In a contemporary art-viewing climate which is increasingly online, mutable, and easily distributed, galleries and museums alike increasingly put forth exhibitions comprised of works which are accessible, purchasable, and uphold a standard of aesthetic and conceptual ideology which appeases the majority viewer. Art is, after all, a business. But as the current trend for a hyper commercial and competitive art market maintains fervor and mid sized galleries continue to fold due to crushing disparities—the inclination for crowd pleasing exhibitions has become a mainstay in ensuring doors remain open.
Indeed, this method of maintaining and conciliating in curation acts as insurance for the dwindling foot traffic in gallery spaces incurred by social media. People buy, experience, and “like” art works online because it is convenient; attending an opening or considering a work in an alternative gallery space is not. Yet there remains some economic value in putting forth massive shows of well tested, and digestible, blue chip artists.

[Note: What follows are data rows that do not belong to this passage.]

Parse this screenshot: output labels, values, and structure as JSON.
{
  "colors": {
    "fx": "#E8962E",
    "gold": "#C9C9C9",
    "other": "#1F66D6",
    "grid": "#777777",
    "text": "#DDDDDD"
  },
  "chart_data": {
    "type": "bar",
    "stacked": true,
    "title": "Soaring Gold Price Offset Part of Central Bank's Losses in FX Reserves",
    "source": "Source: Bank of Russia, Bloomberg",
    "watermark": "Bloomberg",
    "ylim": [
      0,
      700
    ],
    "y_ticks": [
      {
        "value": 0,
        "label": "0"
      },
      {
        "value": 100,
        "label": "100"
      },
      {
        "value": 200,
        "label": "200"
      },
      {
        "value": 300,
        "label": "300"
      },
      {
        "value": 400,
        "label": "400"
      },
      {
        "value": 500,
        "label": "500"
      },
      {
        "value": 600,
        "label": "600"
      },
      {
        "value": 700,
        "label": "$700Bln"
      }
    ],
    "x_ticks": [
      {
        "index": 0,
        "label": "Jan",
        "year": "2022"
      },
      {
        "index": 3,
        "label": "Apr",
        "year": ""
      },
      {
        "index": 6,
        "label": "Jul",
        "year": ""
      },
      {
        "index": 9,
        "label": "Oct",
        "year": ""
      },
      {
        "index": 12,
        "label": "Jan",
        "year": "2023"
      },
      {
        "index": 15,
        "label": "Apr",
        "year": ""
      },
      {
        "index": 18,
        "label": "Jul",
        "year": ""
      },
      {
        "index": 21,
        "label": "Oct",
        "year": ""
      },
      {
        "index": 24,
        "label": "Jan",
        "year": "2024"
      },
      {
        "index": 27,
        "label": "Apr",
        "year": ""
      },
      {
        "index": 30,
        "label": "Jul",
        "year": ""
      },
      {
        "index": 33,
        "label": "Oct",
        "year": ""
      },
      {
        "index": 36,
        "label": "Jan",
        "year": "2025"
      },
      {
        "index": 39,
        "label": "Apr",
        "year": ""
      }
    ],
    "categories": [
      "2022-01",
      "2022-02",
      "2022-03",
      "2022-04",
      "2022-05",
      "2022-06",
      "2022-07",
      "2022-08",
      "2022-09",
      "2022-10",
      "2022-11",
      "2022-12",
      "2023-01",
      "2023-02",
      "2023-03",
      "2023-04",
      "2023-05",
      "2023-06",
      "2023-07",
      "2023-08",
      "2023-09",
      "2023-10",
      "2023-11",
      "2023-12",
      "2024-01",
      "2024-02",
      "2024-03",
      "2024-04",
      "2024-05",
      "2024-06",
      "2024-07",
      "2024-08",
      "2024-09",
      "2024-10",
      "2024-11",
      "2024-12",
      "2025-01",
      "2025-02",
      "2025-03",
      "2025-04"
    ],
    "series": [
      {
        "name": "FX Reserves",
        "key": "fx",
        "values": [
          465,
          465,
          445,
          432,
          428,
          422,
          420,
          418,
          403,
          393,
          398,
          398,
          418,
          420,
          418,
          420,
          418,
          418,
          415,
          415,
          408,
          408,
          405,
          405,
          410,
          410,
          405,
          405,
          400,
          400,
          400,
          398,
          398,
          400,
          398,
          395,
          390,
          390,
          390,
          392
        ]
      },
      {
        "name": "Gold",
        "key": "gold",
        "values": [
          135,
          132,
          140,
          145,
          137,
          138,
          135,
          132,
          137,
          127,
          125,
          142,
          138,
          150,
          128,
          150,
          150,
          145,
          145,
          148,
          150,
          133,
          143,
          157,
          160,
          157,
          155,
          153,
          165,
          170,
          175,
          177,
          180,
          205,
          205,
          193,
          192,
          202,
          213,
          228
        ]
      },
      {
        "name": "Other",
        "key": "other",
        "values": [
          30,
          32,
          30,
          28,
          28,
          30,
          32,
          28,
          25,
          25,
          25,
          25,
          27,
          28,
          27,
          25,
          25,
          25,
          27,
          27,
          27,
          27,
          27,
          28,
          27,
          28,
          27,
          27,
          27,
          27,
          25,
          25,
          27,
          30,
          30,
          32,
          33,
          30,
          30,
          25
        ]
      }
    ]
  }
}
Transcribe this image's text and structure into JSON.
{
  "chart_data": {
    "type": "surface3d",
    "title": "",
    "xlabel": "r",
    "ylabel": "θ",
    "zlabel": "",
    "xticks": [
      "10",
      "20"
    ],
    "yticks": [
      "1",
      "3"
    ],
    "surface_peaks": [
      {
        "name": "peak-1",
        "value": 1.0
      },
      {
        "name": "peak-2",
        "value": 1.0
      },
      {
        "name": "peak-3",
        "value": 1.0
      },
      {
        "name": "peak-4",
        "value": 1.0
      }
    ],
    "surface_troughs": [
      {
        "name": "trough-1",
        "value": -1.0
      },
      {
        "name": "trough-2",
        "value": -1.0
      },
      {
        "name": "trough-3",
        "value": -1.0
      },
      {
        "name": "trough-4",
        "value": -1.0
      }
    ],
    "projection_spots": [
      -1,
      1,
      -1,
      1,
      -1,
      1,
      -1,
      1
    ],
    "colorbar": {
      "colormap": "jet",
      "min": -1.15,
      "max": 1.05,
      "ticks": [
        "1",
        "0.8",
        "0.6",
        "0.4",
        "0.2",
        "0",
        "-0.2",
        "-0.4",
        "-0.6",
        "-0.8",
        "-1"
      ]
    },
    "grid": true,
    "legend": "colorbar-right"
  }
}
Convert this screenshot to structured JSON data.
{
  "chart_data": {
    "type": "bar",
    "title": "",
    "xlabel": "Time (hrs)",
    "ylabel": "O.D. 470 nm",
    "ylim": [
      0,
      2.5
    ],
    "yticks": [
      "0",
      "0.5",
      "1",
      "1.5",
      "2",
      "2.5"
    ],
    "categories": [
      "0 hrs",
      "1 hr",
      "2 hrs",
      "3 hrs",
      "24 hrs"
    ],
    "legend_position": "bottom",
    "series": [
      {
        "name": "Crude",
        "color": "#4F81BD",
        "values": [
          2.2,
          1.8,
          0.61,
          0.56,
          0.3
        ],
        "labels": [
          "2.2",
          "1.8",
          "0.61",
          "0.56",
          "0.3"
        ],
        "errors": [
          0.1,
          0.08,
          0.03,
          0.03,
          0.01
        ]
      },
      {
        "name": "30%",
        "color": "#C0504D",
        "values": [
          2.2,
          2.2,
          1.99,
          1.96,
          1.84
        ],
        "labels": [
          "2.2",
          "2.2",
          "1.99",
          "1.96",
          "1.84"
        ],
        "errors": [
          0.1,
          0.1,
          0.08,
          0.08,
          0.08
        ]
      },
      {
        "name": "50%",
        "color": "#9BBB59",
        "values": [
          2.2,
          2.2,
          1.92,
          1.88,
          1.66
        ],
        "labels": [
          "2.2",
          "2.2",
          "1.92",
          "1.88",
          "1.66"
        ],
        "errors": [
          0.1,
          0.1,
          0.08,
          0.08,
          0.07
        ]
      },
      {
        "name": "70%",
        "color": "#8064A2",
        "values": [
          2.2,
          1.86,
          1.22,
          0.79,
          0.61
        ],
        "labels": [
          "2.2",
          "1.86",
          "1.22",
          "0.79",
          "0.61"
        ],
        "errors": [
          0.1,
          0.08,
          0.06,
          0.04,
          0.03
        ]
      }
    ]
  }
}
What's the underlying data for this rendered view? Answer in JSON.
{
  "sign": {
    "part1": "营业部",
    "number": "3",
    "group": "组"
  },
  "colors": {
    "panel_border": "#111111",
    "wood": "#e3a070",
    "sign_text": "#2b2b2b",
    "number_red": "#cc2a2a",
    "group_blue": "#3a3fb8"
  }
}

This “blockbuster” tactic is familiar to both local and national institutions, whereby gallerists and curators may absolve physical and economic inactivity by exhibiting comprehensive bodies of work from big name artists. A most recent example of this was the huge Irving Penn: Beyond Beauty retrospective at the Frist Center for the Visual Arts in Nashville, and similarly, Irving Penn: Centennial, at the Metropolitan Museum of Art, New York, both which opened earlier this year, and whose duality underlines the reliance on such shows.
A “blockbuster” exhibition, particularly one which celebrates a historically revered and deceased artist, is an example of curating and exhibiting that implicitly functions as a safeguard for public approval. It acts upon the standards of aesthetic sublime that art history imbues these works with, a public’s consternation for nostalgia, and the exclusivity of the archive to evoke timeless meaning. But what about new artists? “Untested” art market works, yet to be discovered?
Certainly, the potential issue with this “accessible” methodology is that this type of exhibition is a limiting mechanism for public discourse – it does not facilitate contemporary art-viewing or present timely issues other than as a relative comparison.
While this type of curation does promote art patrons and an engaged community— and is arguably necessary for a smaller galleries to survive— it stagnates up-and-coming artists from reaching marketable potential and new art patrons from participating in the discovery of new artists.